Me puedo acordar precisamente en este momento de Rosa Montero, quien habla de lo trascendental en la vida del escritor que es escuchar a esa vocecita aguda en La loca de la casa. La loca sería nuestra imaginación y creatividad, esa que está en gran potencia sólo en la infancia o en esas mentes que son capaces de guardarlas, por siempre. Su casa, sería el escribir, el narrar, el placer de crear mundos imaginarios sin que cueste trabajo hacerlo.

Y todo esto por culpa de la memoria. La memoria. Qué vulnerable es la memoria. Qué daría por poder recordarlo todo.

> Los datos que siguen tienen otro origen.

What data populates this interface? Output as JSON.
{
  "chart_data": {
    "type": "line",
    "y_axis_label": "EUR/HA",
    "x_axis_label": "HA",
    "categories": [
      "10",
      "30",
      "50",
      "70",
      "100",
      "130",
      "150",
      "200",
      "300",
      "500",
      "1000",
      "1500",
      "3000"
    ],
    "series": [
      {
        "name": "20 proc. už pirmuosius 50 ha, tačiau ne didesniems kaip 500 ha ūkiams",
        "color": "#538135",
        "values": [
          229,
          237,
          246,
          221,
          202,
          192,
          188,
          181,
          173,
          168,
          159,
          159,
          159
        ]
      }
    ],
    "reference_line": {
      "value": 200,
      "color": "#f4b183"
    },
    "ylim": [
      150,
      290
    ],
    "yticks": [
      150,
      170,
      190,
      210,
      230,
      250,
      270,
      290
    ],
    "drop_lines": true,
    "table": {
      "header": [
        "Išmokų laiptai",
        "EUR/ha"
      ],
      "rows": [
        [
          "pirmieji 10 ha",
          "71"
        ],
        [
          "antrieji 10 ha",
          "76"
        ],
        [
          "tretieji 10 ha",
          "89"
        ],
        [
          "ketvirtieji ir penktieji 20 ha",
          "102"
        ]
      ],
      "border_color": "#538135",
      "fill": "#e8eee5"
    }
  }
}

Todo lo visto, todo lo tocado, todo lo sentido, todo lo leído, todo lo escuchado. A veces me gusta imaginar que cuando la muerte llegue, traerá entre sus manos amarillas un libro con toda la historia de nuestra vida escrita. Me imagino que cada uno tendrá hasta la eternidad para poder leerla y releerla desde el mismo prefacio, sin que el tiempo se nos ponga por delante con ambos brazos en la cintura.

3 comentarios:

Roberto Fuznet dijo...

Quizá uno ya está muerto. Y la muerte sea sólo un recordar constante.

Nacho ® dijo...

Bueno... la vida no lo sería sin la muerte.


Excelente texto Muri, hace rato que quería leerte.
Saludos.

Pájaro Navegante dijo...

Creo que cuando uno se va ponendo viejo, el único tema que tenemos en frente es la muerte, cuánto queda, qué puedo hacer para esquivarla, que llegue luego mejor. No hay más que eso.
Cuando eres niño, no hay noción de lo que significa la muerte física, no hay ni siquiera la suposición de que algo empieza ni de que algo termina.